3 wiersze o Słudze Bożym, ks. Franciszku Blachnickim, twórcy ruchu Światło-Życie
Narodziny Gdy wczesna wiosna i młoda niepodległość przedzierały się z trudem przez grząskie grzbiety hałd i wtłoczone w gęstą szarość kopalniane wieże rodził się syn Franciszek. Anioł Stróż z rozwiniętymi skrzydłami huśtał kołyską. W ciepło domowego ogniska wplatał się nowy płomień jak gorący chleb wyjęty z pieca. Bóg kruszył pieczęć kolejnego rozdziału Księgi życia I otworzono Księgę.

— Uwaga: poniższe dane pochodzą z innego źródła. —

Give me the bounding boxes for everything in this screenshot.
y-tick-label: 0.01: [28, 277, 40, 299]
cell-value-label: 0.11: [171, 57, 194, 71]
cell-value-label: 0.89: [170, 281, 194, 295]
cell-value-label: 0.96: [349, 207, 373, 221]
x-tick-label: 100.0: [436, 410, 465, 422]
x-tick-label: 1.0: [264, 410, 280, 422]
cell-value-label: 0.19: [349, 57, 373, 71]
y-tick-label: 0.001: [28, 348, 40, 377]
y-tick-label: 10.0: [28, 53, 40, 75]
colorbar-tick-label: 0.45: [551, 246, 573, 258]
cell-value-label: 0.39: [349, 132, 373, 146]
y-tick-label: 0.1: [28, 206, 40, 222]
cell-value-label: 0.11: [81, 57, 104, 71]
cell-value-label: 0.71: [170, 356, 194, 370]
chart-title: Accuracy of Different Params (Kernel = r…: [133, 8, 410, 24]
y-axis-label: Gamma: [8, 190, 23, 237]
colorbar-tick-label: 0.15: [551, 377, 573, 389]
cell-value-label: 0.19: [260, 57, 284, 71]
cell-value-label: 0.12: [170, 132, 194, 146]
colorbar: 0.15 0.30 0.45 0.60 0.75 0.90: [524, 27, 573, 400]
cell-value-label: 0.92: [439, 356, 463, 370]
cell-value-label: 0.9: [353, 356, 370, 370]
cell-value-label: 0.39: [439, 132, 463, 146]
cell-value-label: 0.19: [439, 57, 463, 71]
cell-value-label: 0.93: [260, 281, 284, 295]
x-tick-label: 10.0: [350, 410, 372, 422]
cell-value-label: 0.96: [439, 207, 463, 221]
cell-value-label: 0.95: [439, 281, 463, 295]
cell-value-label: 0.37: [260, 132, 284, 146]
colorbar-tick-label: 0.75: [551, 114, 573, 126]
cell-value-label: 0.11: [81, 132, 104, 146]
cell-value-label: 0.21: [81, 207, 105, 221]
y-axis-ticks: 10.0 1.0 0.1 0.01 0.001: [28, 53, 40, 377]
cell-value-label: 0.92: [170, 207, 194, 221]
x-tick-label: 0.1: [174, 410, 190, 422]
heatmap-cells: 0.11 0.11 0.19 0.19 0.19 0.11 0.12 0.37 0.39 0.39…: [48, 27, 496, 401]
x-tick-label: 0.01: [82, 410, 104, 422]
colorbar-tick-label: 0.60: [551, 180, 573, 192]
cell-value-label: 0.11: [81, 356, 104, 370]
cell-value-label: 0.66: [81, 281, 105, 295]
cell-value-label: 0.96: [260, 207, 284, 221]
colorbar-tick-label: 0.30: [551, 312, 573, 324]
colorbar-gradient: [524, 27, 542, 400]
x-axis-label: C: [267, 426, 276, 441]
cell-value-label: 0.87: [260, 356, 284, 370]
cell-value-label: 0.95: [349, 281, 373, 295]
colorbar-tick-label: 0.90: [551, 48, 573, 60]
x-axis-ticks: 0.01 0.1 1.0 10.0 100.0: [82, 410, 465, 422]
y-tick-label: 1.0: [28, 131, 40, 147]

Nowe Ziarno Najpierw śmierć podszyła się w tatuażu numeru 1201, w nabrzmiałe ludzką krwią milczenie Auschwitz i ciężki dym krematorium. Później błysnęła na srebrnym ostrzu gilotyny i w zalęknionych oczach Skazańca. Mur więziennej kaźni jak pętla, wolno zaciskał się na szyi. I nagle, jak do Szawła, przyszedł Chrystus. Zachwiały się fundamenty aresztu i ludzkie wyroki. Pomiędzy kolczaste druty i zasieki serca Bóg wsiał nowe życie rozświetlone kagankiem wiary. Na widnokręgu zakiełkował tęczowy pejzaż: trysnęły wodospady łaski i łąki cierniowe.
W cieniu kiełkującej aureoli Po trudach i wytrwałej wędrówce, po zmaganiach i udręczeniu, po cierpliwym przebrnięciu spiekoty dnia wieczność na dobre rozgościła się w Jego duszy. Teraz odpoczywa w niebieskiej oazie, na polanach soczystego wytchnienia. W białej szacie opłukanej w krwi Baranka, za stołem zastawionym do wiecznej Uczty. Z pucharem zwycięzcy w dłoniach, w laurowym wieńcu, którego liście nie więdną. Na firmamencie nowej ziemi i nowego nieba, w Krościenku chwały, w cieniu kiełkującej aureoli.
Autorka zdobyła III nagrodę (w kategorii poezji) w niedawno rozstrzygniętym konkursie literackim, poświęconym życiu i działalności Sługi Bożego, ks. Franciszka Blachnickiego.